I imagine that other mental health therapists in Utah and beyond get stretched in their job roles by supervisors and business administrators. Mental health therapists may find themselves performing the unforgiving task of helping superiors and non-mental health trained colleagues appreciate the benefits and limitations of psychotherapy for sexual trauma. Clinicians should, but do not, do well to correct erroneous beliefs and unrealistic expectations for mental health sexual trauma treatment and recovery. Likewise, very few to no researchers are rewarded for uncovering interactions between false assumptions, funding source pressures and political demands. When social science is applied at the personal, professional and systemic levels, benefits are anticipated in clients, clinicians, agencies, and the community at large. Why aren’t we seeing overall mental health improvement?

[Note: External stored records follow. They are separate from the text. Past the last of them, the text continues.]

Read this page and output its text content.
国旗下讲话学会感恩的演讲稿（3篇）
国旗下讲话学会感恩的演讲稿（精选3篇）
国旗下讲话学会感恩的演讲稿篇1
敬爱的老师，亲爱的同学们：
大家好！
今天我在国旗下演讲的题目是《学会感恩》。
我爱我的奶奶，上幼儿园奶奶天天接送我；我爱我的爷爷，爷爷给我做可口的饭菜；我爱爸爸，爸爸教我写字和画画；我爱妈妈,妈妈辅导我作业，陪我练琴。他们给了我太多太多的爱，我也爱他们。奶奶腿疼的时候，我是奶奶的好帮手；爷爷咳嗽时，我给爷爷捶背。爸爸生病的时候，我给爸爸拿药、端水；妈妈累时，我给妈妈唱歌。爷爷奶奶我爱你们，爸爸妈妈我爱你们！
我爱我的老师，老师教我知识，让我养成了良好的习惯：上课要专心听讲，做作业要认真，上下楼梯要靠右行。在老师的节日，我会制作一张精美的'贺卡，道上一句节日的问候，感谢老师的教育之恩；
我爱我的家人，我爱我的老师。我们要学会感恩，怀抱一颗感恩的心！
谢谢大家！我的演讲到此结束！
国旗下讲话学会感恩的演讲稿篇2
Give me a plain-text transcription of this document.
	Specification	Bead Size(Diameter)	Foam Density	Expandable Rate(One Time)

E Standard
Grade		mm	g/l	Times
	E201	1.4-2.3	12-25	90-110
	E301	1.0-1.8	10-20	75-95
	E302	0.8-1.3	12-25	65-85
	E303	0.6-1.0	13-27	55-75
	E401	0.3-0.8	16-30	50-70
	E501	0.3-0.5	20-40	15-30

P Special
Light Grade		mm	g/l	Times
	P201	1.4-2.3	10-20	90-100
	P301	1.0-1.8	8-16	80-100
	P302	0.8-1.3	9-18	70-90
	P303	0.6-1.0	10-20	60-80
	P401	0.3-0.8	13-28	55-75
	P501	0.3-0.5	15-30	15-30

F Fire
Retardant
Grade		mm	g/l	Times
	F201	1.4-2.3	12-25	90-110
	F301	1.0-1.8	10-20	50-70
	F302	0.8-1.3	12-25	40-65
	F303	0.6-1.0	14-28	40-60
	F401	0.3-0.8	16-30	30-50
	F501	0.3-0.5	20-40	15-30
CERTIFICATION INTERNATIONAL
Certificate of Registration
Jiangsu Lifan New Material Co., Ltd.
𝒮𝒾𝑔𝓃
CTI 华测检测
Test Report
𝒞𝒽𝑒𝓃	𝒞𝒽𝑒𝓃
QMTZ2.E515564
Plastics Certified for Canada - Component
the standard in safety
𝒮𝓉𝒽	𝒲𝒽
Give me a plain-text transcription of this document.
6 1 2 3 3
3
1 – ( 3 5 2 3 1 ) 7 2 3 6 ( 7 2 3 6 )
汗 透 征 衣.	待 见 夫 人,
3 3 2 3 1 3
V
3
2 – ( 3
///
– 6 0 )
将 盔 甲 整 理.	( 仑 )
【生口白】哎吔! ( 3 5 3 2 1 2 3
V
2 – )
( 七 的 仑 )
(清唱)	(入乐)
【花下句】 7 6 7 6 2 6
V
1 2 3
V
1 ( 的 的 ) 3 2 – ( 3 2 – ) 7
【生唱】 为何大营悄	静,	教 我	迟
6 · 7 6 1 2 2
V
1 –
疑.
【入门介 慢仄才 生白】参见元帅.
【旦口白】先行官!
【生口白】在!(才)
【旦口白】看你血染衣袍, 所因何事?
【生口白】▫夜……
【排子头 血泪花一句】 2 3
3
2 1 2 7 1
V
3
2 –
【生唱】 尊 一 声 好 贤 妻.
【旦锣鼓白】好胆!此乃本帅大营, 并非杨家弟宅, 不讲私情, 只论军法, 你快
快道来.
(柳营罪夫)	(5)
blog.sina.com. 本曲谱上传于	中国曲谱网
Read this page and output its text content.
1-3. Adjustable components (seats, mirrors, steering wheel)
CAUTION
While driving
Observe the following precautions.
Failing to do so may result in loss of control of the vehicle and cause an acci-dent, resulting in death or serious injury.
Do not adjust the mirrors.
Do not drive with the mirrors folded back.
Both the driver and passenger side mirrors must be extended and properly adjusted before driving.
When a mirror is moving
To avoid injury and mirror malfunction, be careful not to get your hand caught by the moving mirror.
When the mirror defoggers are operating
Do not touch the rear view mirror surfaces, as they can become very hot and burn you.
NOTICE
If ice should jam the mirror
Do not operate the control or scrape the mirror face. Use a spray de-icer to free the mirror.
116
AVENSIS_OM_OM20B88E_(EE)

The legal, law enforcement, correctional and criminal justice professions in Utah are doing very well and cannot keep up with the volume of sex crimes and victims they are identifying. The funding to entrap and prosecute sex crimes seems to be unlimited whereas the funding to prevent and treat sex crimes is sparse. What are the legal and monetary connections, if any, between agencies that go after sexual perpetrators and agencies that allegedly provide services to victims of sex crimes?


I don’t know the answers to these questions. Based on my experiences working with people charged with sexual offenses and people who reportedly experienced sexual offenses, I do know that the incentives to identify bad guys and victims seem great in our current mental health care system and various legal and criminal justice organizations. This builds bias into service delivery by agencies that receive funds from federal, state and private sources. To reduce bias, and to promote competent, comprehensive and compassionate care, agencies should employ a third party to prepare their annual data. What could be a measure of agency and organizational accountability?


Bear with me as I take a sharp left turn… Perhaps we can envision agencies and organizations using data on their annual staff turnover rate to measure treatment accountability to the funding sources, community and clients. Regardless of variables contributing to staff attrition and termination, any number hovering at 20% suggests disorganization. Any staff turnover number hovering at 50% suggestions predatory practices. The former warrants intervention and the latter warrants investigation. This is especially true of agencies and organizations that rely on volunteers and student interns, employ part-time staff, and receive funding from multiple sources. Funding for services should be contingent on agency staff turnover rates rather than on statistical reports of agency clientele.


Related to this vision, I am floating a new idea of 4-year term limits for state job positions that involve approving and overseeing funding to agencies that provide services that the state is required to provide, and for administrative (not direct service) staff of agencies that accept federal, state and private donations. All direct services providers such as therapists, case workers and advocates, as well as consumers of mental health services should be on the hiring committees of their mental health agencies. This will revolutionize the incentives. It will give way for social science and effective policy to drive employment decisions and service provisions, rather than career and identity politics. It may also promote the writing of new state laws that reflect the behaviors and needs of the people.